The Darksaber from Star Wars in Unity
The design of the Darksaber has always fascinated me. While lightsabers are already not physically possible, emitting a bright white light from a black source of light is even more surreal. Sounds like a good challenge in Unity!
I went for the Clone Wars and Rebels look of the Darksaber, especially because of the magnificent trail it leaves behind when moved that adds even more to that surreal look.
Here is the result!
The Dark Glow
The glow of the blade is composed of two key components. There is a first blade mesh that’s white and glows white too. And a second blade, that’s black and rendered AFTER the post processing has happened.
A first blade mesh is rendered purely white, with a high HDR intensity.
The Bloom post processing effect will take care of making that white blade glow.
I then use a Render Objects renderer feature to render my black blade after the post processing.
The Trail
The trail is a custom script that will record the position of the blade every frame and generate a mesh. The mesh is then applied to two different mesh renderers, one for the glow of the trail, the other for the black that’s rendered after the post processing, just like explained in section The Dark Glow.
Here is the script:
The Blade Shader
I made the blade shader in Shader Graph. The electric pattern varies a lot throughout the different media, so I decided to make one of my own.
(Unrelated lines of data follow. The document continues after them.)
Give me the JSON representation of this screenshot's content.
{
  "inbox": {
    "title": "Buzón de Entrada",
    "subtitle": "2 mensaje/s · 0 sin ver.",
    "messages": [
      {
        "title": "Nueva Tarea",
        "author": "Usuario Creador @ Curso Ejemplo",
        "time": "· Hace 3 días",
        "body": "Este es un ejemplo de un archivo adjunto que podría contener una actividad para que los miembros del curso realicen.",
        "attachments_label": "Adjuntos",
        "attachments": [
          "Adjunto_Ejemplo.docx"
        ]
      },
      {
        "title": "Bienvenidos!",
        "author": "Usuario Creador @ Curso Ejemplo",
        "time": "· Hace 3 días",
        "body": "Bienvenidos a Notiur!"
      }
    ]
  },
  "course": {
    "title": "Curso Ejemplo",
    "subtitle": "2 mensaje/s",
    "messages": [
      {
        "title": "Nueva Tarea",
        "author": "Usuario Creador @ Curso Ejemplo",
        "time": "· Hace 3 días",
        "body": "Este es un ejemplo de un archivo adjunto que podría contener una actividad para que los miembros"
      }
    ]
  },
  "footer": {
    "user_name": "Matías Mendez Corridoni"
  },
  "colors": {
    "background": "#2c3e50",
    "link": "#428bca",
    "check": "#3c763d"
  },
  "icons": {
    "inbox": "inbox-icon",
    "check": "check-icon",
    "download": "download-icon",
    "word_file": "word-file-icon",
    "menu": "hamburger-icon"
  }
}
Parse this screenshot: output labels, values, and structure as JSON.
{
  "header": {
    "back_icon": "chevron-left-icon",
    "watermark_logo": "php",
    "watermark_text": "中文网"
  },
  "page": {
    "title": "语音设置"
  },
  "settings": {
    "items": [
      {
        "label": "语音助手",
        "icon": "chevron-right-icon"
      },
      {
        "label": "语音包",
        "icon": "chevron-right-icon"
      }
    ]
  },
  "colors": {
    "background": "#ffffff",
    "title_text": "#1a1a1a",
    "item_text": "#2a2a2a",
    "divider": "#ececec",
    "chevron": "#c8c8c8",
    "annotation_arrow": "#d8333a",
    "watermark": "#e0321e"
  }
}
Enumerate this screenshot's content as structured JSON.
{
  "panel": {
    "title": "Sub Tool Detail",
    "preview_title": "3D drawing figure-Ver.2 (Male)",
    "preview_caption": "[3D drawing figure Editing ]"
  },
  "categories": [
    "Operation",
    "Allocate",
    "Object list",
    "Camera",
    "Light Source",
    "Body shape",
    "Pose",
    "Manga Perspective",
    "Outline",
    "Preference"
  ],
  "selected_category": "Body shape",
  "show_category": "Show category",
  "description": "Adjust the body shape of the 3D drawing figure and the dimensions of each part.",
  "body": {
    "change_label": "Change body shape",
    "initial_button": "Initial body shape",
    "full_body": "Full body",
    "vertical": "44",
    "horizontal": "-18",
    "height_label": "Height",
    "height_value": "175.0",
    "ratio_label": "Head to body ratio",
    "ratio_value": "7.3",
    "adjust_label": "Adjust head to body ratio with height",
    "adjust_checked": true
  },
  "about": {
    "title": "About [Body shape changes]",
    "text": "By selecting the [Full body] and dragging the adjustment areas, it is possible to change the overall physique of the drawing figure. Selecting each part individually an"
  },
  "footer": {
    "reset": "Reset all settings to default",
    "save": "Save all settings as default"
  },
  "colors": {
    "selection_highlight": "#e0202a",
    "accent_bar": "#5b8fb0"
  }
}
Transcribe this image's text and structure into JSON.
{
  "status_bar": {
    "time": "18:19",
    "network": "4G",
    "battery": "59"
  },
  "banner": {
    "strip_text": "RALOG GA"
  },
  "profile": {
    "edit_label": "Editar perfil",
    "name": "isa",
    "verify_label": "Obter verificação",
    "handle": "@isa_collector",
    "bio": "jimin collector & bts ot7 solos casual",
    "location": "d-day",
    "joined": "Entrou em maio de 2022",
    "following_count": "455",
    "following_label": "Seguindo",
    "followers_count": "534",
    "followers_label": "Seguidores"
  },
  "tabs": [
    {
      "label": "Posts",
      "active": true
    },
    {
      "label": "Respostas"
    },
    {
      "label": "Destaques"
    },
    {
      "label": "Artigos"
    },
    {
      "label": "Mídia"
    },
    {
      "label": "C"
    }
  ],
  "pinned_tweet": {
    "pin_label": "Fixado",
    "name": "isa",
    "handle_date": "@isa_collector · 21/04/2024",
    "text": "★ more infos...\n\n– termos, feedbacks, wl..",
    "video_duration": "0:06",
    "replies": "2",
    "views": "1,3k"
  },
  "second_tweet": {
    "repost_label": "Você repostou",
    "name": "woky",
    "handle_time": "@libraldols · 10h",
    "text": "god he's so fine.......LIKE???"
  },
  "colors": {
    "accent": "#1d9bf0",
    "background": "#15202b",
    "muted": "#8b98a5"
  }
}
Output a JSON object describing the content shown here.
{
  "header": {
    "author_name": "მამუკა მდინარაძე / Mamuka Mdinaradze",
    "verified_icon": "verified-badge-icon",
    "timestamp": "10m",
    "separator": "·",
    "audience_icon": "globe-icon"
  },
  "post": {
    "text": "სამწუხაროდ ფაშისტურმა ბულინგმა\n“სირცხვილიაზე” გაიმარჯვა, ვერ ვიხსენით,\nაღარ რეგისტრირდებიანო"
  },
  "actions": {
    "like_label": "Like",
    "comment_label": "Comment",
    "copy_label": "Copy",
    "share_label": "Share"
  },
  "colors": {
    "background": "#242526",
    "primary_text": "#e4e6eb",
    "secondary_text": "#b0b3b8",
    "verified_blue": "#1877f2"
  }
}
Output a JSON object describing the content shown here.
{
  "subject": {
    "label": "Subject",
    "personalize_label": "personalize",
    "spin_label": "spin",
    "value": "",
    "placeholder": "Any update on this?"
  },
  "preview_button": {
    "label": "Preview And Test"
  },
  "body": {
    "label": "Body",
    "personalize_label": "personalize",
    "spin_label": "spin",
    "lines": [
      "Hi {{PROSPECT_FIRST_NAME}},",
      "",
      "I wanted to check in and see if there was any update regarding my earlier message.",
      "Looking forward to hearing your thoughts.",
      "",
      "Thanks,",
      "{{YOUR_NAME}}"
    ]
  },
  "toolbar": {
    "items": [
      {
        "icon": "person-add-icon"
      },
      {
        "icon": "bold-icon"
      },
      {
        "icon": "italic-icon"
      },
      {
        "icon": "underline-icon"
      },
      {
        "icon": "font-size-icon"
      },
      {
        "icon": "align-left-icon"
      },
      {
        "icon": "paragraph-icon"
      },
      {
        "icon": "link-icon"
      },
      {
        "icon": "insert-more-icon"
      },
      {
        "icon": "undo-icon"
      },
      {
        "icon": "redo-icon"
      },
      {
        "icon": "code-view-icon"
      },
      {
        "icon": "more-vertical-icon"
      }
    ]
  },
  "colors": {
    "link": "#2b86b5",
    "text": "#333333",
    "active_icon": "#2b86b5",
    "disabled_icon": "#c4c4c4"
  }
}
It relies on a caustic texture and a Perlin noise texture to add some more variation. It’s very simple but I’m very pleased with the result.
Here is the graph:
The Depth Issue
One of the big challenges with this project was to make sure the black blade and trail always render on top of the white ones, from any angle.
While I don’t yet know a way to change the depth test to Always in a shader graph, the Render Objects feature conveniently offers to do that. So all objects it renders (here, any dark component) will be rendered on top of everything.
While this is almost what I want, it now renders on top of everything, including my character.
So I made a custom depth test, that will sample the depth texture, and check if the distance is small enough to justify drawing on top of it.
I plugged that into the alpha property and the Alpha Clip Threshold takes care of discarding any pixel that should not be drawn.